Adult intussusception represents only 5% of all cases of intussusception [5, 6]. Unlike children, more than 90% of all adult intussusceptions have pathological causes, especially colonic intussusception . Malignant intussusceptions account for the majority of colonic invaginations, whereas 80% of neoplasms associated with small bowel intussusception were benign . Primary colon adenocarcinoma is the most common underlying malignant lesion in colonic intussusception . Due to the high malignancy rate, en bloc resection without reduction for adult colonic intussusception is advocated to prevent any potential spread of the tumor and contamination of the abdominal cavity due to incidental perforation [8, 9]. Regarding benign tumors, lipoma is the most commonly pathologic lead point in both small and large bowel intussusception. The recognition of the tumor spectrum and incidence of malignances differ between small and large bowel intussusception in adults can help surgeons adopt appropriate surgical procedure for intussusception.
In contrast to pediatric presentation of acute intussusception, the classic triad of cramping abdominal pain, bloody diarrhea and a palpable tender mass is rare in adults . The symptoms of adult intussusception are non-specific . Abdominal pain is the most common presenting complaint, followed by nausea, vomiting, gastrointestinal bleeding and diarrhea . Morera Ocon, et al.  reported that the preoperative diagnosis of invagination was made in 25/30 (83%) of patients. However, in a review by Athanasios Marinis, et al. , the authors stated that variability in clinical presentation and imaging features often make the preoperative diagnosis of intussusception a challenging and difficult task. Reijene, et al.  reported a preoperative diagnostic rate of 50%, while Eisen, et al.  reported a lower rate of 40.7%.
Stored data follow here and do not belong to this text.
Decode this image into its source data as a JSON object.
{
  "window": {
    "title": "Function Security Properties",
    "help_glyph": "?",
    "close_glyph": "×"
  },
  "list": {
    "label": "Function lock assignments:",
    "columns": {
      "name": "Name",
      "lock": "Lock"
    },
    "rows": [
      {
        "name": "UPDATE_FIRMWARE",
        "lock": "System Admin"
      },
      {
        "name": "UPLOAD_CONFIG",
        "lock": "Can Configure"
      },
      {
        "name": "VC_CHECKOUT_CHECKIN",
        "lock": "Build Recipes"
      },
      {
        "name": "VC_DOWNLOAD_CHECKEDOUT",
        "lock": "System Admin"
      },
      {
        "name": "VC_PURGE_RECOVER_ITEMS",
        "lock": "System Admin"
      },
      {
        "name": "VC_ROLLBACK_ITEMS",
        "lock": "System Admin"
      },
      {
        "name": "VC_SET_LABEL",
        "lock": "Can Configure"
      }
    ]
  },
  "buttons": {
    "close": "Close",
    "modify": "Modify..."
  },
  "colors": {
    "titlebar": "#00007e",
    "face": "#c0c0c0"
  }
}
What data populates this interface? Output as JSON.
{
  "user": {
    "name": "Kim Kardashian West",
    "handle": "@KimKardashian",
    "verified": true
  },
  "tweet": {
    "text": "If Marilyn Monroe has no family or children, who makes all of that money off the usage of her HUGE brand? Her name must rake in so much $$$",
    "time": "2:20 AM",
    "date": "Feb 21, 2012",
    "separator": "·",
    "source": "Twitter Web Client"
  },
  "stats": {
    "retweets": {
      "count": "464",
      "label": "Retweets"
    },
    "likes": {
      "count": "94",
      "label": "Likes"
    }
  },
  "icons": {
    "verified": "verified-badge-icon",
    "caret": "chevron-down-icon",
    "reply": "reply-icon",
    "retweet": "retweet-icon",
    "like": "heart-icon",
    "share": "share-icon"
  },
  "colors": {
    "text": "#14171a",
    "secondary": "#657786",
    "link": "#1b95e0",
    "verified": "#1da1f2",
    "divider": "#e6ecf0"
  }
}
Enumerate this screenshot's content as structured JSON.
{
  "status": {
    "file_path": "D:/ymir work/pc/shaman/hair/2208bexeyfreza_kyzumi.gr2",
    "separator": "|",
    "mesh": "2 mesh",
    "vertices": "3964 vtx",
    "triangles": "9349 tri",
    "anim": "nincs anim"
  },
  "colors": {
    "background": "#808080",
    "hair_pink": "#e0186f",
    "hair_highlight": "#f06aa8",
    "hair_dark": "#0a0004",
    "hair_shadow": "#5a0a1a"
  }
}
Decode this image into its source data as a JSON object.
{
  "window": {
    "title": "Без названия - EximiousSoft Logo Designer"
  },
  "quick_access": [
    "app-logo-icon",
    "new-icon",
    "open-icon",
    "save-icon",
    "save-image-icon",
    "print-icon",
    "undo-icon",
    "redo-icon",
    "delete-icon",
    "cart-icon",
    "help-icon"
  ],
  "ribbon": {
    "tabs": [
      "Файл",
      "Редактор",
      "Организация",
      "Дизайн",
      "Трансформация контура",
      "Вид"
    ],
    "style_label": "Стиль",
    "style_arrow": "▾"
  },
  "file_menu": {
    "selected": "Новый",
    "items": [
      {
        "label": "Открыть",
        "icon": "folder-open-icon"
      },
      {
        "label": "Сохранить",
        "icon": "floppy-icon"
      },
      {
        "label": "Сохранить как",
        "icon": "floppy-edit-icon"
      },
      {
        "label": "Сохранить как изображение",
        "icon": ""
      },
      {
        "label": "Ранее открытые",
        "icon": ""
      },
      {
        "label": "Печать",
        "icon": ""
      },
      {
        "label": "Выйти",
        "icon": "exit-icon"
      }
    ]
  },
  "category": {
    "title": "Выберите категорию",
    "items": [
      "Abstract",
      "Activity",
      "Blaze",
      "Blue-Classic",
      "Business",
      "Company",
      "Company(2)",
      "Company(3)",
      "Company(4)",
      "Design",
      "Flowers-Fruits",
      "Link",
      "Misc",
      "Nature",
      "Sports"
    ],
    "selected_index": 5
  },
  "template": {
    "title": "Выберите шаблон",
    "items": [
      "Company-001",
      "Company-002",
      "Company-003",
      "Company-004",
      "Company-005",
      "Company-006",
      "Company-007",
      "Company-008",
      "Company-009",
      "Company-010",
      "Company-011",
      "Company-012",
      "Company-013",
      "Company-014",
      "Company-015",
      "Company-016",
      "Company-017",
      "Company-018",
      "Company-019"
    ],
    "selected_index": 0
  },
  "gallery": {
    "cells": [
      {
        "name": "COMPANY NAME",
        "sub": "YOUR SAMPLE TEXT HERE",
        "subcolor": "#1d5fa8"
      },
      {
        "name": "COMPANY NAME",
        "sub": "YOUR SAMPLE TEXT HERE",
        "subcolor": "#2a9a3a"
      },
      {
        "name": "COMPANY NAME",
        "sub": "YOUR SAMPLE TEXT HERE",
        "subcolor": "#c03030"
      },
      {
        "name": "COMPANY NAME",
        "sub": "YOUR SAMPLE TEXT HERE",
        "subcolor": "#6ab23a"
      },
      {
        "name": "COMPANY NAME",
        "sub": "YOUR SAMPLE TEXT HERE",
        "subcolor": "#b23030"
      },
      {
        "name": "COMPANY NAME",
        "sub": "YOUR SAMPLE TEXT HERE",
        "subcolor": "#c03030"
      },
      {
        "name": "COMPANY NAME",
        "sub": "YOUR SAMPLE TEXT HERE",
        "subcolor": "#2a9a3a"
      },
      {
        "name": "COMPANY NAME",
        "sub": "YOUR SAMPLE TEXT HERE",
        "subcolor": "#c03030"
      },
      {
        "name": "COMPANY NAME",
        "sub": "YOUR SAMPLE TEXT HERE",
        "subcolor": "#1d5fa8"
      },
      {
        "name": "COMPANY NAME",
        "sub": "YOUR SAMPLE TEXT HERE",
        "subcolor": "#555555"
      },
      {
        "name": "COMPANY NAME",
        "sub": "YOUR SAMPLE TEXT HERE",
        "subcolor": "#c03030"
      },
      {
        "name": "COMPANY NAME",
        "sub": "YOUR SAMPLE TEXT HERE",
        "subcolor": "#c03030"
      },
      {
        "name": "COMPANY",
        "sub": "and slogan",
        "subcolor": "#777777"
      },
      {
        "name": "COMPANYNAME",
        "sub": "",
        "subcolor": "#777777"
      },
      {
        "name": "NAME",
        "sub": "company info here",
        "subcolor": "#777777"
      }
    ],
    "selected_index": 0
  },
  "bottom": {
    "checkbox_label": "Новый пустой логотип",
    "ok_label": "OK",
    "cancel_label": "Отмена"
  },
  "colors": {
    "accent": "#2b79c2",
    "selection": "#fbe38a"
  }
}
Abdominal radiographs usually demonstrate signs of intestinal obstruction and may provide information about the site of the obstruction . Upper gastrointestinal contrast series or barium enema examination may demonstrate the characteristic appearance of a coiled-spring or cup-shaped filling defect . Ultrasonography is considered a useful tool for the diagnosis of intussusception by an experienced observer. The typical imaging features include the target or doughnut signs on the transverse view and the pseudo-kidney sign on the longitudinal view . With the growing use of CT in the diagnosis of abdominal diseases, especially for the patients presenting with acute abdomen, preoperative detection of intussusception has increased. Most studies also indicate that CT is the most accurate diagnostic tool for intussusception . Typical features of intussusception on CT s include the pseudo-kidney, target or bulls-eye sign, or the appearance of bowel-within-bowel configuration with or without fat and mesenteric vessels. The CT scan may also define the location, the nature of the mass, its relationship to surrounding tissues and additionally, it may help in disease staging in patients in whom malignancy is the suspected cause of the intussusception [13, 14].
To our knowledge, synchronous colocolic intussusceptions have never been reported in the literature. Here we describe the first case of synchronous colocolic intussusceptions caused by synchronous adenocarcinoma of the colon diagnosed preoperatively by CT. The case also emphasizes the importance of thorough exploration during surgery for bowel invagination, since synchronous events may occur.
Written informed consent was obtained from the patient for publication of this report and any accompanying images.